Chan and Moore met at Stanford University, she said in the FaceTime interview on her way back to Los Altos Tuesday. Chan had a long career as an engineer before moving into teaching, which is reflected on his LinkedIn profile. Moore worked in environmental sciences, advising local policy and education programs. She founded Living Classroom, a program for “garden-based” learning, and now sits on the board.
“I have known Vicki for many years, since she brought the idea of Living Classroom before the school board I served on … after successfully establishing the gardens at Oak School,” said Living Classroom Executive Director Margot Harrigan in an email to the Town Crier just days after the news had circulated.

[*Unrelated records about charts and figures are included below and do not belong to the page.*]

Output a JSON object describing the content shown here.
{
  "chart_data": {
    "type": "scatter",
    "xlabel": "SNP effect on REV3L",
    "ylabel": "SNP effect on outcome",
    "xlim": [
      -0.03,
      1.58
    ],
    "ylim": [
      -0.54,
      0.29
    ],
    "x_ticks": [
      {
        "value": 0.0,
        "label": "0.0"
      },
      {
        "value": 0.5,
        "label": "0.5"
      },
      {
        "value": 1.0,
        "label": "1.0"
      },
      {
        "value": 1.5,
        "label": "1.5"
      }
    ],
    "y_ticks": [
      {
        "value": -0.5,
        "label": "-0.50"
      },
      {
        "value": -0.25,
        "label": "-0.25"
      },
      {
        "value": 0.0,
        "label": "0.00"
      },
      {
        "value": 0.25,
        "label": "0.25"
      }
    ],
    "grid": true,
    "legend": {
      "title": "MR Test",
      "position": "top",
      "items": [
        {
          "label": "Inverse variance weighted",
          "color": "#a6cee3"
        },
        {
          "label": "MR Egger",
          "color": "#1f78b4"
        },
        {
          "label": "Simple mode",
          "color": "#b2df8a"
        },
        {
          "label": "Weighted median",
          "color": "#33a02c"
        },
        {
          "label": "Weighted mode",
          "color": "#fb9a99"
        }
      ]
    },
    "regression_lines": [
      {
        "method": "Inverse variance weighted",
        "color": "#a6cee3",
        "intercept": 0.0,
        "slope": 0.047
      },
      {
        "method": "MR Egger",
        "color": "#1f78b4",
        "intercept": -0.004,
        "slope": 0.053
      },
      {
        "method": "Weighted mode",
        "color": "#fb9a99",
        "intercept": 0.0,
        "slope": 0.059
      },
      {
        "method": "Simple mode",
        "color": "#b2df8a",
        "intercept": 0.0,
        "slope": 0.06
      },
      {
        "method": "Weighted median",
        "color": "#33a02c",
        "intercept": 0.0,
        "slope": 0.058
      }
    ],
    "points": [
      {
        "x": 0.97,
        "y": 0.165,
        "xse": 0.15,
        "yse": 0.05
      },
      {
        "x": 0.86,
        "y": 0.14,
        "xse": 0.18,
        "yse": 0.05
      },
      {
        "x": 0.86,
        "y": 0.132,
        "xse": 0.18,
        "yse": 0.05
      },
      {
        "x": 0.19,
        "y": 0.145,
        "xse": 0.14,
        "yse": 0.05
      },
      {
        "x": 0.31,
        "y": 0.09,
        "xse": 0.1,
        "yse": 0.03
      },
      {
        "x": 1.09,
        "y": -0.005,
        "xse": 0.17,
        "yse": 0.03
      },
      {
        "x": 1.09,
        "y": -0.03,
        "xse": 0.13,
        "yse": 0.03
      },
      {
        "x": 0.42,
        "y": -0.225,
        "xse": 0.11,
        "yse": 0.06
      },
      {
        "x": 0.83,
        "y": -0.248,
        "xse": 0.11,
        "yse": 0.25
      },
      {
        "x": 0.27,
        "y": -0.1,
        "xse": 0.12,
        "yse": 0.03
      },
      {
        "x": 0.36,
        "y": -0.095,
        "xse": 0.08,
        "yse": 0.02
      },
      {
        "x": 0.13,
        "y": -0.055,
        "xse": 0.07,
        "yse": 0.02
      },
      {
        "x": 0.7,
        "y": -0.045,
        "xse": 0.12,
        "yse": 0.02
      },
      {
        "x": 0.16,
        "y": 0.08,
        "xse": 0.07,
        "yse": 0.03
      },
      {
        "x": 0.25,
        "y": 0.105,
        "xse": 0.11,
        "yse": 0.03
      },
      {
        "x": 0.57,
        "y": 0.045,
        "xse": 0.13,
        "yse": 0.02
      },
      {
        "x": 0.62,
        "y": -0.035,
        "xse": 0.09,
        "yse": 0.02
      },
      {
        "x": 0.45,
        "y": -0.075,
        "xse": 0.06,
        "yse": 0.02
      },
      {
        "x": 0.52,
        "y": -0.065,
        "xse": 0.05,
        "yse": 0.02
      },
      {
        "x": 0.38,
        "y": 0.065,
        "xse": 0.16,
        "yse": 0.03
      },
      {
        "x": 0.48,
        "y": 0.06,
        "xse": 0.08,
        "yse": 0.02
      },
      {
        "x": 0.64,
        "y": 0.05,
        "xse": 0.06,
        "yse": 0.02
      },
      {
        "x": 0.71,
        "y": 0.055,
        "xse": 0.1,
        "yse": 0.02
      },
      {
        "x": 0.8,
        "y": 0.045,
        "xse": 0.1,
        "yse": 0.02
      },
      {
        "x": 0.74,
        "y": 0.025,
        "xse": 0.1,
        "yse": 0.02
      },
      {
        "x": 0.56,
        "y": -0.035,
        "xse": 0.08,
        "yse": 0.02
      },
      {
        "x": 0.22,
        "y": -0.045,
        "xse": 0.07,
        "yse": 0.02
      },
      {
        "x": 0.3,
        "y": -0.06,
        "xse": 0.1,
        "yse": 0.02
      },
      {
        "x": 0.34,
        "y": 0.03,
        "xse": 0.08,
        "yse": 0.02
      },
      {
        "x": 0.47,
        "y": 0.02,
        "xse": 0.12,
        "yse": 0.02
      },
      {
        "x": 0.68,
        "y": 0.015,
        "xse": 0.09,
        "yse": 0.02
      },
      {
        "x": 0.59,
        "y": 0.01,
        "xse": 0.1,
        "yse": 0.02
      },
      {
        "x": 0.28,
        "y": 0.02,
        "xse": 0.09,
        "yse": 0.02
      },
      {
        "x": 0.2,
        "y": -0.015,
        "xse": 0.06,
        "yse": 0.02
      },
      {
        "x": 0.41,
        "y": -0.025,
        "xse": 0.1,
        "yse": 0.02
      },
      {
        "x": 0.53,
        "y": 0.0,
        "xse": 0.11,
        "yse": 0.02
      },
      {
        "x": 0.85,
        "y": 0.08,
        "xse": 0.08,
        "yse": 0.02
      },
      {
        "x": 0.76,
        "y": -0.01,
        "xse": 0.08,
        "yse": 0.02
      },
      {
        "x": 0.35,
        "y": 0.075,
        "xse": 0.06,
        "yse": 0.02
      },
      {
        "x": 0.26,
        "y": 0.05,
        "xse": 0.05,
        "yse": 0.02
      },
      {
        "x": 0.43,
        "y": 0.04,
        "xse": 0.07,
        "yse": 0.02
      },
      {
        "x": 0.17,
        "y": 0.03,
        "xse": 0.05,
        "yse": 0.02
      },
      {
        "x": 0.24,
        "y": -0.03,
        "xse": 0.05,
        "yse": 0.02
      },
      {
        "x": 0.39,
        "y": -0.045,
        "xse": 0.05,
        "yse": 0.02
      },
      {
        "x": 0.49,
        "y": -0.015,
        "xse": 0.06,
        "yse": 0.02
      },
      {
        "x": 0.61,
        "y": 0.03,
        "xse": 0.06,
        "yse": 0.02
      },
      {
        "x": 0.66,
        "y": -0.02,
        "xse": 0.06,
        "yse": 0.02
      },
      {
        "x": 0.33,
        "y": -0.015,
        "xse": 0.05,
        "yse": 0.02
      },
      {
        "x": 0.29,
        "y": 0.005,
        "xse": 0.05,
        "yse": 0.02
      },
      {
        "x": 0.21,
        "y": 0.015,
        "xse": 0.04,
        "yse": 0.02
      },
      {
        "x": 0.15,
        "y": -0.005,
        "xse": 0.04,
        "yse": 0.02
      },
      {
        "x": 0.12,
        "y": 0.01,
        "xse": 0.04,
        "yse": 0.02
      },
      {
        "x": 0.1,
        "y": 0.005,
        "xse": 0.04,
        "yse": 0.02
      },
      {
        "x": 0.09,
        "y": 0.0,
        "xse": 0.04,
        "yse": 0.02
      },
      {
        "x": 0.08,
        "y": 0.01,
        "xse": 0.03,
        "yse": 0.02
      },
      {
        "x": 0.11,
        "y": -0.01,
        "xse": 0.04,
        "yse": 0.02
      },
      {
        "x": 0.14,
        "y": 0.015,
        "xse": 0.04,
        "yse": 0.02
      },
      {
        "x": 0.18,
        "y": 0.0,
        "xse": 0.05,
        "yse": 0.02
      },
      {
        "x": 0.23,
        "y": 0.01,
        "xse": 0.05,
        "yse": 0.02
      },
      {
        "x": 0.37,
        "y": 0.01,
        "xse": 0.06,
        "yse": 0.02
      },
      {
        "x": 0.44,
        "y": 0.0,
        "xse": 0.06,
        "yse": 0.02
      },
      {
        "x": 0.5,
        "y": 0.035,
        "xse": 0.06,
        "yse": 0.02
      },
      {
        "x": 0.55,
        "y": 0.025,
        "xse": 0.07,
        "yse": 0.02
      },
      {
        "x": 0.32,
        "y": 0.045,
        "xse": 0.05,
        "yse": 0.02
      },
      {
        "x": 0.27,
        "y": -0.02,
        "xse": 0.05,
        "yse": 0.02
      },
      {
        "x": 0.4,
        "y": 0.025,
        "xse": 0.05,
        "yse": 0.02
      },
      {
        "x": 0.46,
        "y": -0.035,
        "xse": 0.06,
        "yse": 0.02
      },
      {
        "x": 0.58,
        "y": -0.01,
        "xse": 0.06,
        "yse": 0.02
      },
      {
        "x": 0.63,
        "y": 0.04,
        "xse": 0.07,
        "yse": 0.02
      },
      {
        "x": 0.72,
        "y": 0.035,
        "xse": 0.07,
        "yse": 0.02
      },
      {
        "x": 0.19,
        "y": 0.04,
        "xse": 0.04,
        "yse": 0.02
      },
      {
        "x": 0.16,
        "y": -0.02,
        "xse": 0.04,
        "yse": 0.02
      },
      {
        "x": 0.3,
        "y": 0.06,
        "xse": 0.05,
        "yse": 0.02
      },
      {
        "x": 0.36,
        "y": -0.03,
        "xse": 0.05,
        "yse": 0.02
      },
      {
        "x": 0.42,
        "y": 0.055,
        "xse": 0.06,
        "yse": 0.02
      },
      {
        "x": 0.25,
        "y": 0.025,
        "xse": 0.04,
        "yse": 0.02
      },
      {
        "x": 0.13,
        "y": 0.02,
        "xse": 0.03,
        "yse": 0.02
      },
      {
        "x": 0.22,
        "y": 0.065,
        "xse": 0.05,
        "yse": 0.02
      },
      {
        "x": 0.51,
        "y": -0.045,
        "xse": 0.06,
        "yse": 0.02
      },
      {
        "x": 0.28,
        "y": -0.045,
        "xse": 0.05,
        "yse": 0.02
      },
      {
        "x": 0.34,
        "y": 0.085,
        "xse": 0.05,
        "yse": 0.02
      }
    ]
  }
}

Harrigan called Moore “a patient and knowledgeable mentor.” She also mentioned her husband Mike’s and Scott’s connection, established through the bonds of mutual passions of “talking cars, bikes and diving.”
“Scott was an early enthusiast for electric cars, and my husband Mike was one of the early employees of Tesla,” Harrigan said of her family friend. “My husband brought the first Tesla Roadster to the Oak School auction many years ago, and Scott immediately bid on the opportunity for a factory tour.”
Chan served as a commissioner for the city of Los Altos for three years during his time on the Los Altos Traffic Commission from 2006 to 2009. Moore is a member of the Santa Clara County Planning Commission. The city of Los Altos did not offer a comment when contacted.
According to a statement from Kendra’s alma mater, UC Davis, a celebration of life is planned for October and will be open to family and friends only.
To donate to agencies that foster discovery and exploration around the interest that Kendra and Scott most valued, wildlife conservation, visit bit.ly/2k7prE3.